Mining, Blue Economy and Maritime Affairs Cabinet Secretary Salim Mvurya announced that counties will soon have a share of the royalties. CS Mvurya noted that the Mining Act 2016 directed that revenue from minerals was to be shared between the national government, the county government and community living in the mining areas with each getting 70, 20 and ten percent respectively.

“My team is finalising a few grey areas in the Mining Act. The regulations will be taken to parliament and once adopted, the communities will start receiving their rightful share of revenues from minerals. We are also going to ensure counties received royalties owed to them as dictated by law,” said the CS.

Potential growth

The mining sector currently contributes less than 1% of Kenya’s GDP but has potential capacity to contribute 4% to 10%. This means that much of Kenya’s natural resource wealth is yet to be exploited and there could be significant opportunity for growth.

Metallic minerals currently produced in the country include titanium, gold and iron ore. Export statistics for Kenya indicate a constantly growing sector. In 2014, for instance, Kenya exported 281,503 mt of ilmenite, 52,465 mt of rutile and 23,000 mt of

Zircon. It is however expected that with increased development, the country could contribute substantially to annual global supply. With further exploration and uptake of mineral rights then, it is estimated that Kenya will have the capacity to position itself as a regional mining sector hub for Eastern Africa.
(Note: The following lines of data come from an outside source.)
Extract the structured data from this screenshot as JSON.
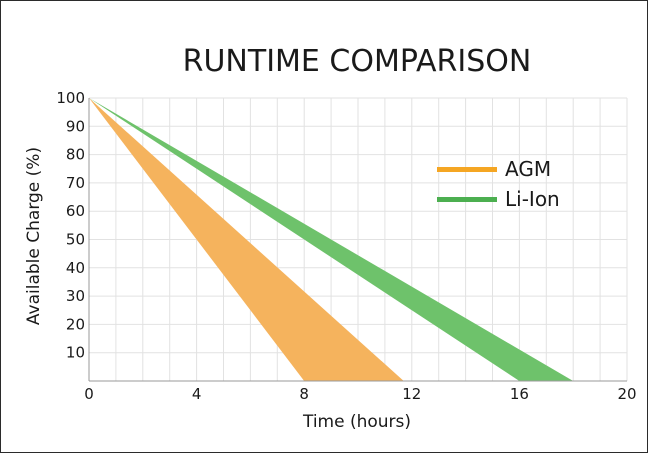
{
  "chart_data": {
    "type": "area",
    "title": "RUNTIME COMPARISON",
    "xlabel": "Time (hours)",
    "ylabel": "Available Charge (%)",
    "xlim": [
      0,
      20
    ],
    "ylim": [
      0,
      100
    ],
    "x_ticks": [
      0,
      4,
      8,
      12,
      16,
      20
    ],
    "y_ticks": [
      10,
      20,
      30,
      40,
      50,
      60,
      70,
      80,
      90,
      100
    ],
    "grid": true,
    "legend_position": "right",
    "series": [
      {
        "name": "AGM",
        "color": "#f5a623",
        "fill_color": "#f5b35d",
        "band": {
          "start": {
            "x": 0,
            "y": 100
          },
          "lower_end": {
            "x": 8,
            "y": 0
          },
          "upper_end": {
            "x": 11.7,
            "y": 0
          }
        }
      },
      {
        "name": "Li-Ion",
        "color": "#4caf50",
        "fill_color": "#6ec26b",
        "band": {
          "start": {
            "x": 0,
            "y": 100
          },
          "lower_end": {
            "x": 16,
            "y": 0
          },
          "upper_end": {
            "x": 18,
            "y": 0
          }
        }
      }
    ]
  }
}
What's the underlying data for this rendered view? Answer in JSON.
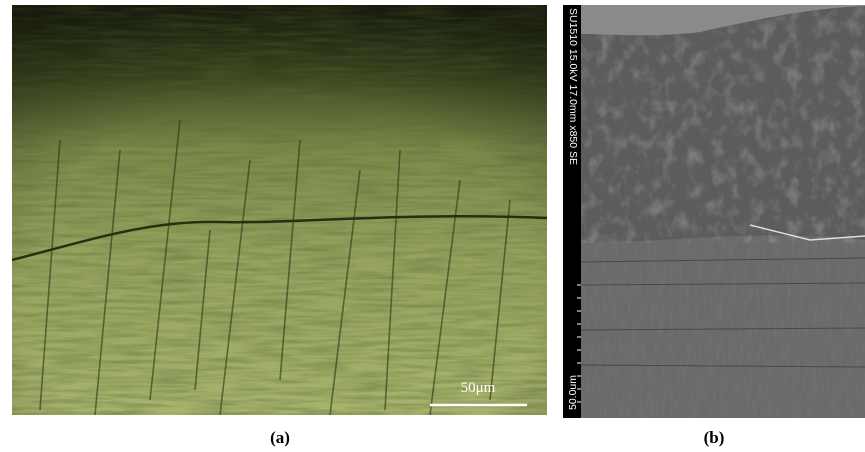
{
  "panels": [
    {
      "label": "(a)",
      "scale_bar": "50μm"
    },
    {
      "label": "(b)",
      "info_strip": "SU1510 15.0kV 17.0mm x850 SE",
      "scale": "50.0um"
    }
  ]
}
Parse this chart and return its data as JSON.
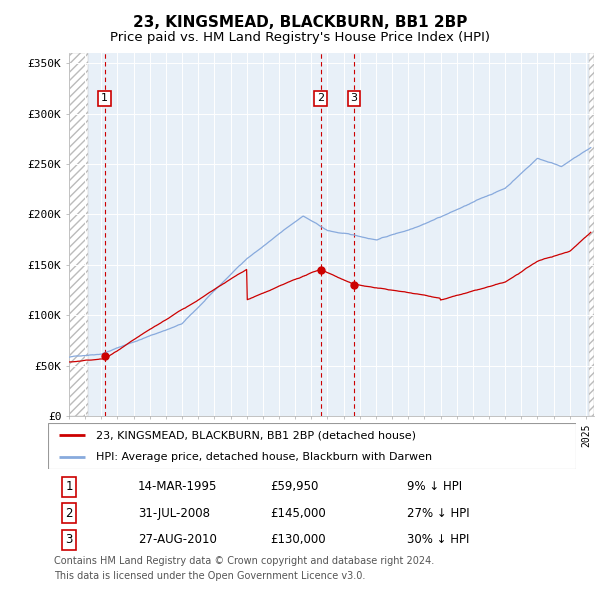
{
  "title": "23, KINGSMEAD, BLACKBURN, BB1 2BP",
  "subtitle": "Price paid vs. HM Land Registry's House Price Index (HPI)",
  "title_fontsize": 11,
  "subtitle_fontsize": 9.5,
  "ylabel_ticks": [
    "£0",
    "£50K",
    "£100K",
    "£150K",
    "£200K",
    "£250K",
    "£300K",
    "£350K"
  ],
  "ytick_values": [
    0,
    50000,
    100000,
    150000,
    200000,
    250000,
    300000,
    350000
  ],
  "ylim": [
    0,
    360000
  ],
  "xlim_start": 1993.0,
  "xlim_end": 2025.5,
  "sale_dates": [
    1995.2,
    2008.58,
    2010.65
  ],
  "sale_prices": [
    59950,
    145000,
    130000
  ],
  "sale_labels": [
    "1",
    "2",
    "3"
  ],
  "dashed_line_dates": [
    1995.2,
    2008.58,
    2010.65
  ],
  "legend_line1": "23, KINGSMEAD, BLACKBURN, BB1 2BP (detached house)",
  "legend_line2": "HPI: Average price, detached house, Blackburn with Darwen",
  "table_rows": [
    [
      "1",
      "14-MAR-1995",
      "£59,950",
      "9% ↓ HPI"
    ],
    [
      "2",
      "31-JUL-2008",
      "£145,000",
      "27% ↓ HPI"
    ],
    [
      "3",
      "27-AUG-2010",
      "£130,000",
      "30% ↓ HPI"
    ]
  ],
  "footnote1": "Contains HM Land Registry data © Crown copyright and database right 2024.",
  "footnote2": "This data is licensed under the Open Government Licence v3.0.",
  "hpi_line_color": "#88aadd",
  "sale_line_color": "#cc0000",
  "dashed_color": "#cc0000",
  "plot_bg_color": "#e8f0f8",
  "hatch_color": "#cccccc"
}
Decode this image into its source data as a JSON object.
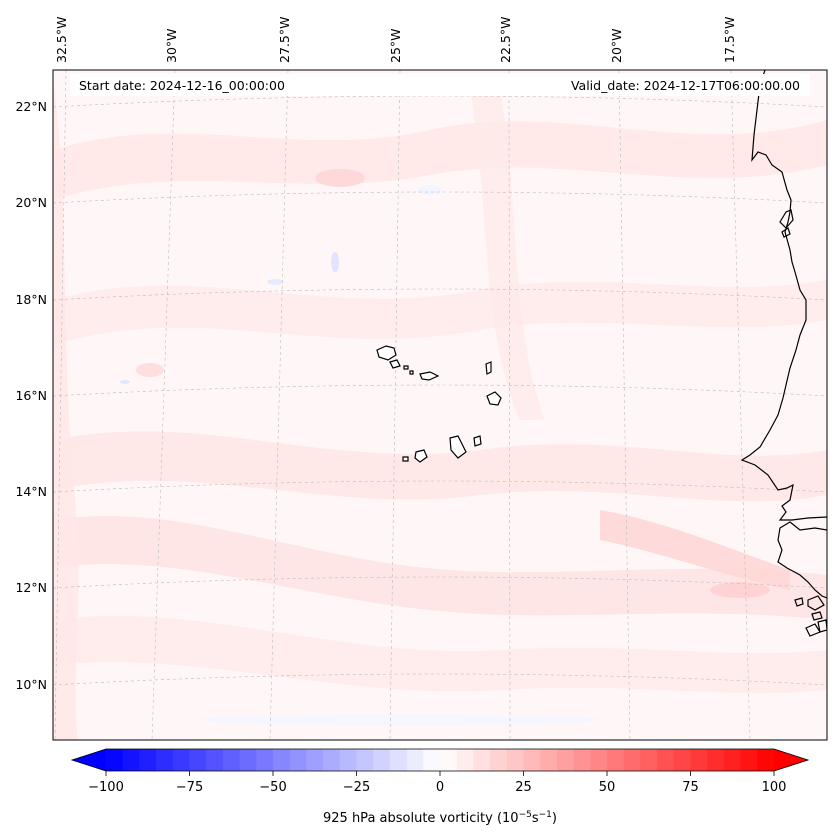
{
  "map": {
    "start_label": "Start date: 2024-12-16_00:00:00",
    "valid_label": "Valid_date: 2024-12-17T06:00:00.00",
    "lon_labels": [
      "32.5°W",
      "30°W",
      "27.5°W",
      "25°W",
      "22.5°W",
      "20°W",
      "17.5°W"
    ],
    "lat_labels": [
      "22°N",
      "20°N",
      "18°N",
      "16°N",
      "14°N",
      "12°N",
      "10°N"
    ],
    "grid": true,
    "coastline_color": "#000000"
  },
  "colorbar": {
    "min": -100,
    "max": 100,
    "ticks": [
      -100,
      -75,
      -50,
      -25,
      0,
      25,
      50,
      75,
      100
    ],
    "tick_labels": [
      "−100",
      "−75",
      "−50",
      "−25",
      "0",
      "25",
      "50",
      "75",
      "100"
    ],
    "low_color": "#0000ff",
    "mid_color": "#ffffff",
    "high_color": "#ff0000",
    "label_prefix": "925 hPa absolute vorticity (10",
    "label_exp1": "−5",
    "label_mid": "s",
    "label_exp2": "−1",
    "label_suffix": ")"
  }
}
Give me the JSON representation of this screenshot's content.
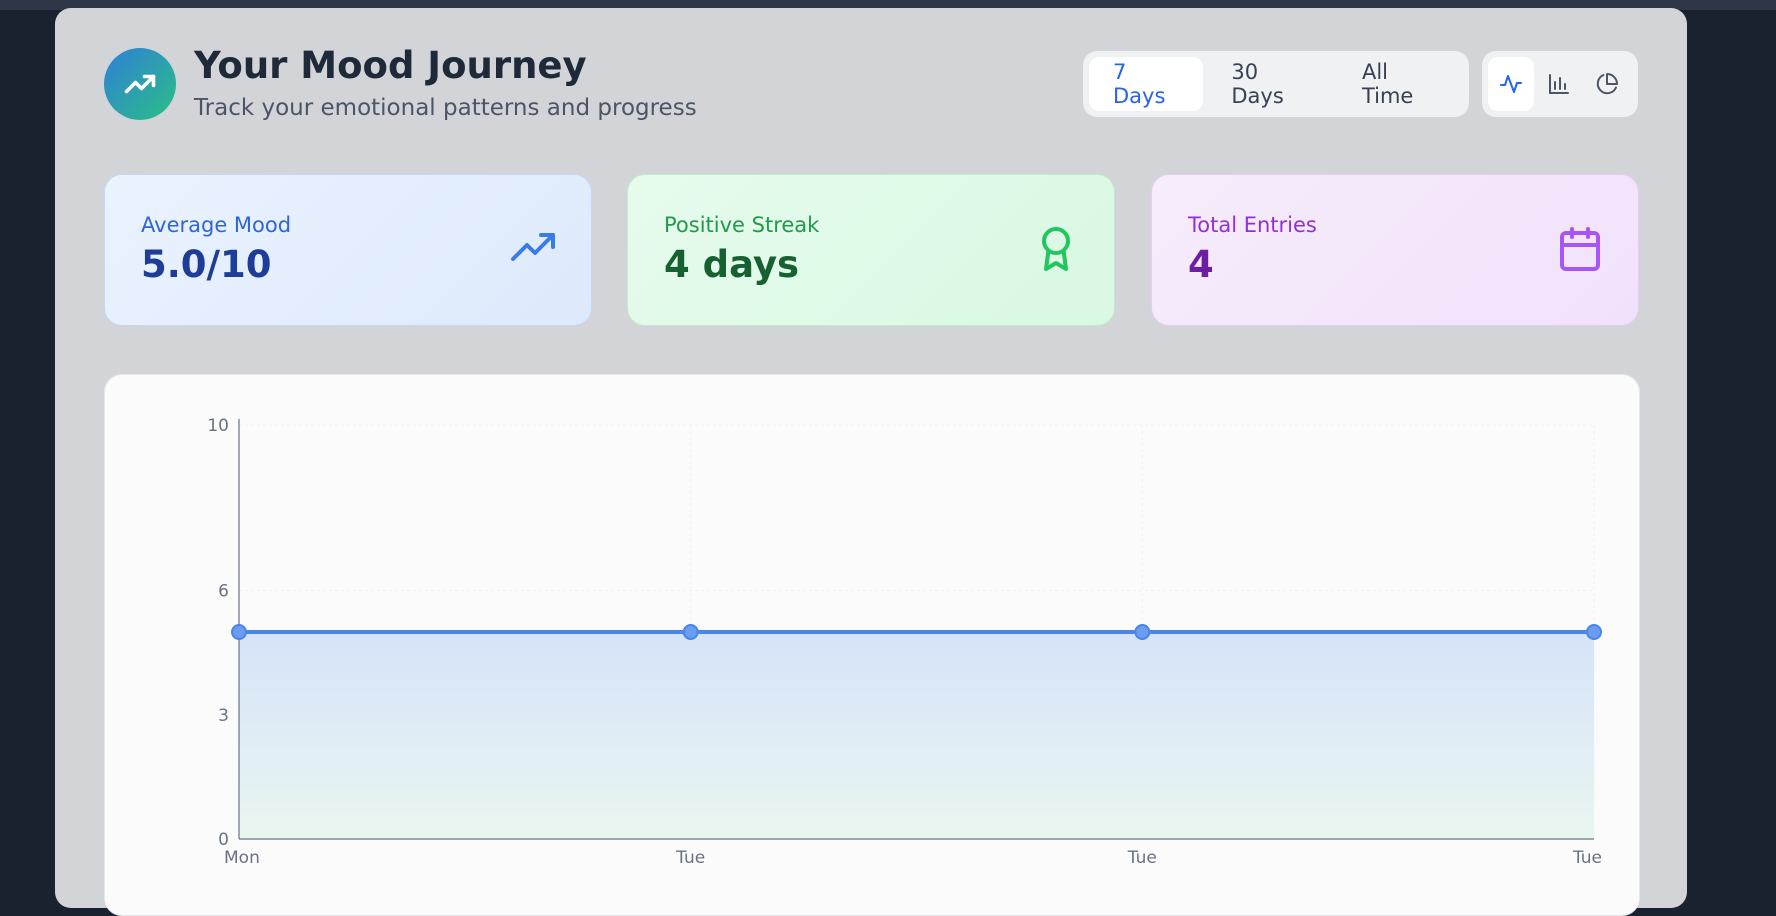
{
  "header": {
    "title": "Your Mood Journey",
    "subtitle": "Track your emotional patterns and progress"
  },
  "time_range": {
    "options": [
      "7 Days",
      "30 Days",
      "All Time"
    ],
    "selected": "7 Days"
  },
  "view_mode": {
    "options": [
      "line-chart-icon",
      "bar-chart-icon",
      "pie-chart-icon"
    ],
    "selected": "line-chart-icon"
  },
  "stats": {
    "average": {
      "label": "Average Mood",
      "value": "5.0/10",
      "icon": "trending-up-icon"
    },
    "streak": {
      "label": "Positive Streak",
      "value": "4 days",
      "icon": "award-icon"
    },
    "entries": {
      "label": "Total Entries",
      "value": "4",
      "icon": "calendar-icon"
    }
  },
  "colors": {
    "accent": "#2563eb",
    "line": "#4a86e8",
    "streak_green": "#22c55e",
    "entries_purple": "#a855f7"
  },
  "chart_data": {
    "type": "area",
    "x": [
      "Mon",
      "Tue",
      "Tue",
      "Tue"
    ],
    "values": [
      5,
      5,
      5,
      5
    ],
    "yticks": [
      0,
      3,
      6,
      10
    ],
    "ylim": [
      0,
      10
    ],
    "grid": true
  }
}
Kenya also recently made announcements of having world class deposits of rare earth elements in the coastal region of the country. The recent discoveries are estimated to be worth USD 62.4B and will propel Kenya to the list of top five countries with rare earth deposits in the world. In addition, the country has the world’s top six deposits for Niobium. Commercial deposits of coal have been discovered in the north eastern region of the country and are currently under review for potential uses and production. The country ranks third in the world in ash producing and seventh producer of fluorspar.